Re: : Nuclear testing, the military and Humanty

Lief M. Hendrickson (hendrick@NOSC.MIL)
Wed, 19 Jul 1995 16:41:00 PDT

On July 19, 1995 Robert Levesque wrote a response to the giberish
posted by Chris Harris yesterday. In general, I go along with Robert.
However, he brings up the sentiment we are all supposed to have by the

> This exerpt is from Jacob Bronwski's (1908-1974): The Ascent of
>Man, pp. 234-235:

><< The first atomic bomb was dropped on Hiroshima in Japan on 6 August 1945
>at 8.15 in the mornig. I had not been long back from from Hiroshima when I
>heard someonesay,in Szilard's presence, that it was a tradgedy of
>sceintists that their discoveries were used for destruction.

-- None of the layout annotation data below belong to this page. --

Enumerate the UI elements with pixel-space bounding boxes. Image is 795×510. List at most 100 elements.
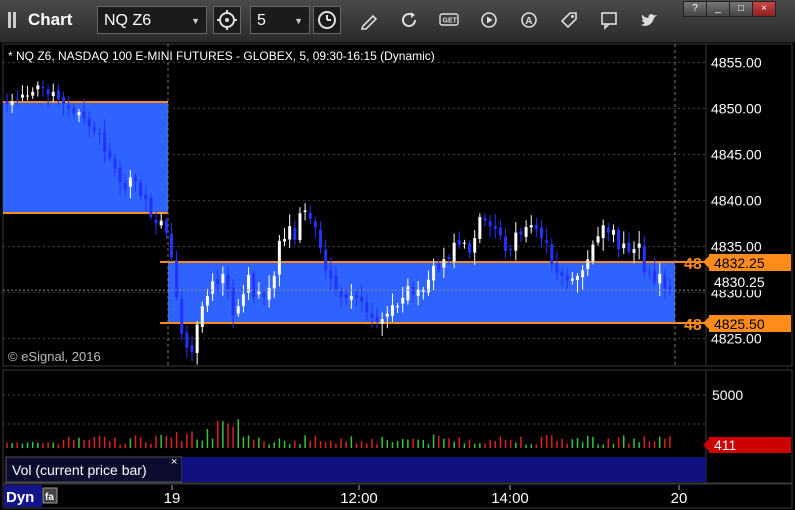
get-icon[interactable]: GET <box>439 10 459 30</box>
volume-axis-label: 5000 <box>712 387 743 403</box>
candle-body <box>437 263 441 271</box>
symbol-input[interactable]: NQ Z6 ▼ <box>97 6 207 34</box>
candle-body <box>555 262 559 274</box>
candle-body <box>468 243 472 253</box>
candle-body <box>488 221 492 227</box>
candle-body <box>627 242 631 252</box>
candle-body <box>175 260 179 297</box>
time-tick-label: 14:00 <box>491 490 529 507</box>
candle-body <box>51 91 55 97</box>
last-price-label: 4830.25 <box>714 274 765 290</box>
chart-window: Chart NQ Z6 ▼ 5 ▼ GET A ? _ □ × * NQ Z6,… <box>0 0 795 510</box>
candle-body <box>324 249 328 271</box>
close-button[interactable]: × <box>752 1 776 17</box>
candle-body <box>396 306 400 308</box>
play-icon[interactable] <box>479 10 499 30</box>
candle-body <box>406 285 410 301</box>
volume-study-close[interactable]: × <box>171 456 177 468</box>
chat-icon[interactable] <box>599 10 619 30</box>
candle-body <box>329 269 333 279</box>
value-zone-upper <box>3 102 168 213</box>
level-high-prefix: 48 <box>684 256 702 273</box>
candle-body <box>663 275 667 289</box>
candle-body <box>519 231 523 235</box>
candle-body <box>319 229 323 249</box>
candle-body <box>642 245 646 273</box>
price-tick-label: 4825.00 <box>711 330 762 346</box>
interval-dropdown-icon[interactable]: ▼ <box>294 7 303 35</box>
candle-body <box>123 182 127 190</box>
title-bar: Chart NQ Z6 ▼ 5 ▼ GET A ? _ □ × <box>0 0 795 43</box>
candle-body <box>514 232 518 251</box>
time-tick-label: 19 <box>164 490 181 507</box>
candle-body <box>298 213 302 240</box>
candle-body <box>5 101 9 104</box>
candle-body <box>483 217 487 221</box>
candle-body <box>560 271 564 276</box>
timeframe-icon <box>217 10 237 30</box>
symbol-dropdown-icon[interactable]: ▼ <box>191 7 200 35</box>
maximize-button[interactable]: □ <box>729 1 753 17</box>
candle-body <box>252 273 256 297</box>
minimize-button[interactable]: _ <box>706 1 730 17</box>
volume-study-label: Vol (current price bar) <box>12 462 147 478</box>
tag-icon[interactable] <box>559 10 579 30</box>
candle-body <box>601 225 605 239</box>
candle-body <box>144 194 148 200</box>
candle-body <box>185 332 189 348</box>
candle-body <box>200 306 204 327</box>
candle-body <box>457 240 461 245</box>
candle-body <box>241 294 245 306</box>
candle-body <box>72 107 76 113</box>
candle-body <box>164 220 168 233</box>
candle-body <box>257 291 261 295</box>
candle-body <box>668 286 672 290</box>
refresh-icon[interactable] <box>399 10 419 30</box>
candle-body <box>545 240 549 243</box>
help-button[interactable]: ? <box>683 1 707 17</box>
symbol-value: NQ Z6 <box>104 12 152 29</box>
candle-body <box>216 279 220 285</box>
candle-body <box>149 197 153 217</box>
interval-input[interactable]: 5 ▼ <box>250 6 310 34</box>
value-zone-lower <box>168 262 675 323</box>
price-tick-label: 4845.00 <box>711 146 762 162</box>
candle-body <box>283 239 287 242</box>
candle-body <box>236 306 240 314</box>
candle-body <box>637 243 641 248</box>
window-title: Chart <box>28 10 73 29</box>
candle-body <box>277 240 281 275</box>
pencil-icon[interactable] <box>359 10 379 30</box>
candle-body <box>46 89 50 95</box>
candle-body <box>647 273 651 275</box>
alert-icon[interactable]: A <box>519 10 539 30</box>
candle-body <box>565 275 569 281</box>
candle-body <box>293 228 297 240</box>
candle-body <box>581 270 585 278</box>
price-chart[interactable]: * NQ Z6, NASDAQ 100 E-MINI FUTURES - GLO… <box>0 43 795 510</box>
candle-body <box>591 244 595 262</box>
candle-body <box>586 259 590 270</box>
twitter-icon[interactable] <box>639 10 659 30</box>
timeframe-button[interactable] <box>213 6 241 34</box>
candle-body <box>524 227 528 237</box>
candle-body <box>139 182 143 196</box>
dynamic-mode-label: Dyn <box>6 489 34 506</box>
candle-body <box>82 111 86 119</box>
candle-body <box>632 249 636 253</box>
candle-body <box>354 294 358 298</box>
candle-body <box>575 275 579 281</box>
candle-body <box>221 274 225 284</box>
candle-body <box>334 276 338 290</box>
app-grip-icon[interactable] <box>8 12 22 28</box>
current-volume-label: 411 <box>714 437 737 453</box>
candle-body <box>226 274 230 290</box>
candle-body <box>211 281 215 294</box>
candle-body <box>504 236 508 251</box>
candle-body <box>498 227 502 236</box>
candle-body <box>15 98 19 100</box>
candle-body <box>462 242 466 244</box>
clock-button[interactable] <box>313 6 341 34</box>
candle-body <box>10 101 14 106</box>
candle-body <box>20 94 24 98</box>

Szilard
>replied , as he more than anyone had the rghit to reply, that it was not
>the tragedy of sceintists: "it is the tradedy of mankind."

I don't mean to pick on Robert L., but please note the tradegy would
have been much greater if the other side had developed the atomic bomb
first. It was bad enough with the V2 missiles which were so
destructive that, for a while, Churchill didn't even tell the English
people what was hitting them for fear of causing widespread panic.
Try and imagine what would have happened with more V2's and if they
had carried atomic bombs.

The real tradegy was the conditions preceeding the bomb- that
ultimately led to its use.

Robert L. goes on to ask us to "Remember the concentration camp and
crematorium at Auschwitz." The problem with this approach is there
seems to be too much energy denouncing conditions that have merely
become symbolic to many people today. We do so because we're supposed
to use words that conjure up images of evil and then take a stand
against them.

One person on this list was even elated when he found an artifact
of evil (an old Nazi book) that he was going to give to a museum
for the victims. Maybe this begets feelings of heroism- that by
this symbolic sign of sympathy he is somehow back in time
combating the evil forces while they were on their destructive

Well, it's easy to combat an evil force that had its main power
50 years ago. What about modern evil forces such as those in
Bosnia this very minute? Have we seen instances in other
societies where preoccupation with evil forces of the past causes
vulnerability to new evil under a slightly different hat?